Le roi sortit sans s'émouvoir de la douleur de son neveu. Guillaume Homberg se rendit à la Bastille, dont les portes lui furent refusées.

Les amis du duc d'Orléans dressèrent leurs batteries ; ils essayèrent de rejeter lei soupçons sur les princes légitimés, et surtout sur M. du Maine, qui avait intérêt à perdre tous les princes du sang, pour obtenir de la bonté du roi un édit qui lui confiait la Régence.

Des écrits, répandus dans Paris, attestèrent que si l'héritier présomptif de la couronne périssait encore, sa mort annoncerait celle du duc d'Orléans, qui serait enfin la preuve ultérieure et convaincante de son innocence ; que les calomnies que l'on répandait à dessein sur le compte du premier prince du sang n'avaient d'autre objet que d'isoler Louis XIV de ses véritables amis et de ses parents, pour le livrer exclusivement à la faction des princes légitimés ;

Que madame de Maintenon et le duc du Maine avaient eu l'art de persuader au roi qu'il avait besoin de leur vigilance, et d'être sans cesse gardé et environné pour éviter sa part du poison préparé à tous les princes ;

Que M. du Maine et madame de Maintenon voulaient régner même encore après la mort du roi, que tous les bons Français voudraient, aux dépens de leur propre vie, reculer jusqu'après la majorité du jeune dauphin ; mais que ces ambitieux ne formaient pas le même vœu, et, la naissance du duc d'Orléans lui assurant toute l'autorité, ils voulaient l'en écarter en persuadant au roi que ce prince, ayant la soif de régner, devait nécessairement faire périr ceux que leur naissance appelait à la couronne et qui contrariaient son ambition.

Dès que le corps du Dauphin reposa à Saint-Denis, on afficha sur la porte de l'église cette épitaphe :

Ci-git le seigneur de Meudon,

Qui vécut sans ambition,

Qui mourut sans confession,

Dépêché par la Maintenon ! ! !

Mais ces manèges des roués du Palais-Royal ne l'emportaient pas sur ceux des dévots de Versailles.

Le peuple était furieux contre le duc d'Orléans, sur lequel couraient les bruits les plus odieux, d'un autre genre ; on prétendait qu'il entretenait des relations incestueuses avec sa fille la duchesse de Berri, dont le cœur était dépravé et l'esprit violent, dont la conduite n'échappait à personne.
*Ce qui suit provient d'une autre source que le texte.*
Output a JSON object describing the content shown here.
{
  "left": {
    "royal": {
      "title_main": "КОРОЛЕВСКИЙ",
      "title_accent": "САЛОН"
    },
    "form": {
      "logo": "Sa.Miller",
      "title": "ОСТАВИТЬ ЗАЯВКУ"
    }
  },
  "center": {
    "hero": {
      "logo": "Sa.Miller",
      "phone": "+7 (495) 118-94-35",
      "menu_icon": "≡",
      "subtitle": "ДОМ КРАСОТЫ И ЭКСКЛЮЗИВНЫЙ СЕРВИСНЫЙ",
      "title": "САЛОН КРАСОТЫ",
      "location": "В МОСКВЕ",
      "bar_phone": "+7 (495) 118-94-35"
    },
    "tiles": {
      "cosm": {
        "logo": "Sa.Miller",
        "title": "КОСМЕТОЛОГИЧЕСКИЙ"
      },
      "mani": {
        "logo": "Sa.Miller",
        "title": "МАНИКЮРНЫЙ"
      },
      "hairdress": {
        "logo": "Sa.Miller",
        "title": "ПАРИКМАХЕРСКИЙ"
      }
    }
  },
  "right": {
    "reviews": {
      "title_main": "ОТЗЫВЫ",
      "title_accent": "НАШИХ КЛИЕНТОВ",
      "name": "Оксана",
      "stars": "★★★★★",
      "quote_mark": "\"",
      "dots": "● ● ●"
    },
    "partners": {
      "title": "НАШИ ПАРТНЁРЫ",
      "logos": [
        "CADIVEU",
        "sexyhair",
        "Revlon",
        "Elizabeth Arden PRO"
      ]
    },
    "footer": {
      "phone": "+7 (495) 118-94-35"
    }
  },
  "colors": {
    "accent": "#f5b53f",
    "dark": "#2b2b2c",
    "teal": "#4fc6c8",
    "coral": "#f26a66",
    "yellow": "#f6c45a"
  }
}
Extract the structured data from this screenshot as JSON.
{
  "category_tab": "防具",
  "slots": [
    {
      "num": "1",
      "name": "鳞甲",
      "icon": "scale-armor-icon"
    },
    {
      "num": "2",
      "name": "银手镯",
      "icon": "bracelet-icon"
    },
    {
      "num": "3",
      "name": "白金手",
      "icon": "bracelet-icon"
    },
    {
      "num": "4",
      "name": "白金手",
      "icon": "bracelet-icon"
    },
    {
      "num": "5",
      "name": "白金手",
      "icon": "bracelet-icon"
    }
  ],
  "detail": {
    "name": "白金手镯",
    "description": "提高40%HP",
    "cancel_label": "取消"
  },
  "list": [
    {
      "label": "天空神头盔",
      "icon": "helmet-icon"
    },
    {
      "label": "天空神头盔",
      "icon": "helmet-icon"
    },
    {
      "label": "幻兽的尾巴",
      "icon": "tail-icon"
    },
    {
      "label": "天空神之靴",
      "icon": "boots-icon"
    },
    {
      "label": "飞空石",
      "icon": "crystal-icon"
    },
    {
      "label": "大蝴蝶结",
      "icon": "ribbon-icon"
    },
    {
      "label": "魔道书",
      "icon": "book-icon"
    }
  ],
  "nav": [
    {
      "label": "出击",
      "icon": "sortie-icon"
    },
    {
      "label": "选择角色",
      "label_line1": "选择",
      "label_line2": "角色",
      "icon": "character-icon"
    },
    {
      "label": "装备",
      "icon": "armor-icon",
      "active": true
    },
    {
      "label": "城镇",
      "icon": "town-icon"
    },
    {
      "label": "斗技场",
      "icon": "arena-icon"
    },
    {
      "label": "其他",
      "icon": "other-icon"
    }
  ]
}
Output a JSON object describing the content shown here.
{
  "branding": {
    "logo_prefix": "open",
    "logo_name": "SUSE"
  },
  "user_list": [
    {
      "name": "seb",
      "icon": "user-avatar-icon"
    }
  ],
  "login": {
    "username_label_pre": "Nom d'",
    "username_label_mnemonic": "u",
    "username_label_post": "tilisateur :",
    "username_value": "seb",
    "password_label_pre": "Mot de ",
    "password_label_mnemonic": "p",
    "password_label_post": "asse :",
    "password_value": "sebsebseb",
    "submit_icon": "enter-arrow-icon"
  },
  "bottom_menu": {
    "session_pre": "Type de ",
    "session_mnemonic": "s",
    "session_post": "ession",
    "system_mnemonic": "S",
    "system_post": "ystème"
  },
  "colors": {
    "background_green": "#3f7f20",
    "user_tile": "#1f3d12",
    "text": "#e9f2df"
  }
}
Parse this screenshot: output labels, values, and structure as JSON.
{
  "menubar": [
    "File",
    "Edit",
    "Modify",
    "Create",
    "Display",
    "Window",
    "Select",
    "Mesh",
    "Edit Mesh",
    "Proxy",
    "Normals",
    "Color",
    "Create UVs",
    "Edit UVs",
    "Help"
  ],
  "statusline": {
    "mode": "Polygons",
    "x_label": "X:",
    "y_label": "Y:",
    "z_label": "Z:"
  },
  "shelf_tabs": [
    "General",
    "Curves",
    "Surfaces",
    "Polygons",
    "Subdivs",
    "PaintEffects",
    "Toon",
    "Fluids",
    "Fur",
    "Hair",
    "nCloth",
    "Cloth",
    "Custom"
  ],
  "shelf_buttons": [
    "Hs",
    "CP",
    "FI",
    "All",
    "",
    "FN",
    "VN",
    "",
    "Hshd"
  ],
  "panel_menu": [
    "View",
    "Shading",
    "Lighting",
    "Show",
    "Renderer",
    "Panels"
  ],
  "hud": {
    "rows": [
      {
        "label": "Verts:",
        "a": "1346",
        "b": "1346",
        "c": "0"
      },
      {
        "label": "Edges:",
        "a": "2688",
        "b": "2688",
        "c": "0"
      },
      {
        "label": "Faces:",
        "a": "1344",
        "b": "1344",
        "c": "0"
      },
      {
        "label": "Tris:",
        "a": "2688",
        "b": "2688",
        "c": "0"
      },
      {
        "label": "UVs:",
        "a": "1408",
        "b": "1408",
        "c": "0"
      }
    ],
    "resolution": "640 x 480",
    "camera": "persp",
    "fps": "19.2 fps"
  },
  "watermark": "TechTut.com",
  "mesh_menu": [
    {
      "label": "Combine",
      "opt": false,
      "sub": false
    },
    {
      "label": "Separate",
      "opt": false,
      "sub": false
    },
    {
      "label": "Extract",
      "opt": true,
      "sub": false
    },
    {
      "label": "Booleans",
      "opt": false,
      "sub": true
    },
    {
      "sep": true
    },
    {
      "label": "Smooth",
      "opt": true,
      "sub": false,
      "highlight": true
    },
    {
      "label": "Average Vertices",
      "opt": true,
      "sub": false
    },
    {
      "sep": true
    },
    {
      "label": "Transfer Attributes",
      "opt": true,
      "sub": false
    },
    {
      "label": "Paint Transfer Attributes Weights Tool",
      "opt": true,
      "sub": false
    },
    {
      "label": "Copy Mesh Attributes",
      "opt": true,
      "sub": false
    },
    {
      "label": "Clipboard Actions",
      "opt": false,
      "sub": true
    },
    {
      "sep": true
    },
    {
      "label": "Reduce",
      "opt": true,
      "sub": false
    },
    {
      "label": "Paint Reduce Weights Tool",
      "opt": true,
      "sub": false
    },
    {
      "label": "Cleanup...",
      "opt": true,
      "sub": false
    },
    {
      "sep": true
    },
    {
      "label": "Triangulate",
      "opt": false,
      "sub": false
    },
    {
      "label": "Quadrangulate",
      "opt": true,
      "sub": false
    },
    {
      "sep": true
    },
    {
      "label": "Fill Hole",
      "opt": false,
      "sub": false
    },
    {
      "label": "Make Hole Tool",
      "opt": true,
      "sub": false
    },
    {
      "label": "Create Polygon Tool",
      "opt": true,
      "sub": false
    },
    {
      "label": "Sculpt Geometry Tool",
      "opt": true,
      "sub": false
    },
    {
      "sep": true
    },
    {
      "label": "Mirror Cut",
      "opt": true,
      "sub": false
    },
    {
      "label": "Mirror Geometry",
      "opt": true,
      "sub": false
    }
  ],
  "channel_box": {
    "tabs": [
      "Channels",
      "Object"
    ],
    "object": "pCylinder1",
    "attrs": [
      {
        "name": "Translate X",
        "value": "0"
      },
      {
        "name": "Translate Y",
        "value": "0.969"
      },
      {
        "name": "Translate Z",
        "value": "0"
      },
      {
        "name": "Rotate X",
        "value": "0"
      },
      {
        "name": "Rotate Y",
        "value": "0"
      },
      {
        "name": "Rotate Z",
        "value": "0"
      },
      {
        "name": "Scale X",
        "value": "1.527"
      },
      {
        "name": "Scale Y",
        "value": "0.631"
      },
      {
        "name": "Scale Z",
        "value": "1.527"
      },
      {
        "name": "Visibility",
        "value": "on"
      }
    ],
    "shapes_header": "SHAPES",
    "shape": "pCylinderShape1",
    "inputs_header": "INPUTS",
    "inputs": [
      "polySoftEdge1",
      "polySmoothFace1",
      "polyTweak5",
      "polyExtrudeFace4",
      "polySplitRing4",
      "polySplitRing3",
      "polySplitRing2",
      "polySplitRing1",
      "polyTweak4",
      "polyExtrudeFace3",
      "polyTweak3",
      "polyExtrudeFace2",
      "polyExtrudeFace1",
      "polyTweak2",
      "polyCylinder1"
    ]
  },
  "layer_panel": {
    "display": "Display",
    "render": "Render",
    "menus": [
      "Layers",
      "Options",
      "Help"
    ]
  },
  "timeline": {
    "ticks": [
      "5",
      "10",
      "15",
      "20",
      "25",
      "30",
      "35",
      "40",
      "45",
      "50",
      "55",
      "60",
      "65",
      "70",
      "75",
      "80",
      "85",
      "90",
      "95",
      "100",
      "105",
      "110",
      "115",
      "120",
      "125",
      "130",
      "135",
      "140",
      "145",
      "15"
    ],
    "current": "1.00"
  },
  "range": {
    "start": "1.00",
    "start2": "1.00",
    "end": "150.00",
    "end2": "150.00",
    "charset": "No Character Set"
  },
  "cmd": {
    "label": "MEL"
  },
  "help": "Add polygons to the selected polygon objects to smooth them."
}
Ses roués le défendaient en vain, car les apparences le condamnaient, et sa réputation de matérialiste consommé le perdait dans l'opinion des hommes religieux. Comment ne pas croire aux crimes d'un prince passionné pour les sciences chimiques !

Dans le public on se répétait que Philippe avait fait le coup, que sa fille était sa complice de plaisirs et de travaux, qu'elle ressemblait à l'horrible marquise de Brinvilliers, la reine des empoisonneuses.

Aux funérailles du duc de Berri, la foule éclata en menaces contre le duc d'Orléans : on parlait de le déchirer en morceaux.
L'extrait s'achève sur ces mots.